As illustrated in FIG. 31, the contact member 71 includes a contact part 70b1 and a base end part 70a1. The base end part 70a1 is held by the main body part 63 of the case part 62.

As described above, since each of the plurality of contact parts 70b1 is configured as an independent member, the work of inserting the contact part 70b1 into the insertion hole 63e is facilitated.

Also, in the present embodiment, the base end part 70a1 has a protruding part 70d that is a part held between the rotating shaft 61 and another base end part 70a1 adjacent thereto in a state of being held by the main body part 63. Thus, the contact part 70b1, that is, the contact member 71, is more reliably held by the main body part 63.

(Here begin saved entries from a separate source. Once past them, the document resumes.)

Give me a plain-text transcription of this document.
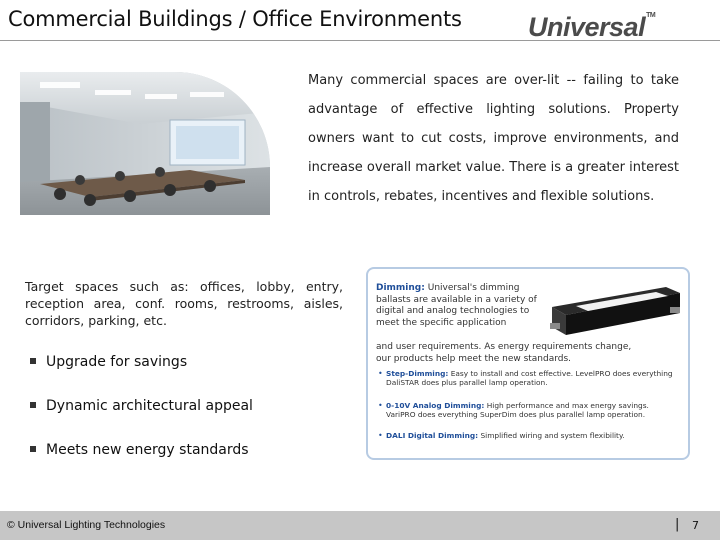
Commercial Buildings / Office Environments Universal™
Many commercial spaces are over-lit -- failing to take advantage of effective lighting solutions. Property owners want to cut costs, improve environments, and increase overall market value. There is a greater interest in controls, rebates, incentives and flexible solutions.
Target spaces such as: offices, lobby, entry, reception area, conf. rooms, restrooms, aisles, corridors, parking, etc.
Upgrade for savings
Dynamic architectural appeal
Meets new energy standards
Dimming: Universal's dimming ballasts are available in a variety of digital and analog technologies to meet the specific application
and user requirements. As energy requirements change, our products help meet the new standards.
• Step-Dimming: Easy to install and cost effective. LevelPRO does everything DaliSTAR does plus parallel lamp operation.
• 0-10V Analog Dimming: High performance and max energy savings. VariPRO does everything SuperDim does plus parallel lamp operation.
• DALI Digital Dimming: Simplified wiring and system flexibility.
© Universal Lighting Technologies	| 7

In addition, as illustrated in FIG. 30, the protruding part 70d protrudes so as to close the insertion hole 63e which the another adjacent contact part 70b1 enters. Thus, the contact parts 70b1 can be prevented from being inserted into the insertion hole 63e in a wrong insertion order.

In this embodiment, the correction insertion order is to first insert the rightmost contact part 70b1 (contact member 71), of the three contact parts 70b1 shown in FIG. 29, then insert the contact part 70b1 (contact member 71) in the middle, and lastly insert the leftmost contact part 70b1 (contact member 71). However, in the example of FIG. 30, the contact part 70b1 is first inserted in the insertion hole 63e located on the leftmost side. In this state, even when an attempt to insert the contact part 70b1 next into the insertion hole 63e located in the middle is made, the contact part 70b1 cannot be inserted into the insertion hole 63e in the middle because the protruding part 70d of the contact member 71 that is inserted first protrudes to close the insertion hole 63e in the middle.

The protruding part 70d may close at least a part of the insertion hole 63e and may not necessarily need to close the entire insertion hole 63e, but may close the entire insertion hole 63e. As illustrated in FIG. 30, the protruding part 70d may close the insertion hole 63e in a state of being spaced apart from the insertion hole 63e.

Also, when the contact part 70b1 is inserted into the insertion hole 63e in a wrong direction, the contact part 70b1 interferes with the engagement between the lid part 64 and the main body part 63. In FIG. 30, a two-dot chain line denoted by a reference sign 70b1-1 indicates a contact part inserted into the insertion hole 63e in a wrong direction, and the contact part 70b1-1 interferes with the engagement between the lid part 64 and the main body part 63. Thus, the contact part 70b1 can be prevented from being inserted and assembled into the insertion hole 63e in a wrong direction.

As a matter of course, the above-described configuration of the second paddle unit 60 may be applied to the first paddle unit 48.

The blade part 70A of the second paddle unit 60C may be combined with the case part of the second paddle unit 60A and the case part of the second paddle unit 60B.

The present disclosure is not limited to the above-described embodiments, and various modifications can be made within the scope of the disclosure described in the claims, and as a matter of course, these modifications are included within the scope of the present disclosure.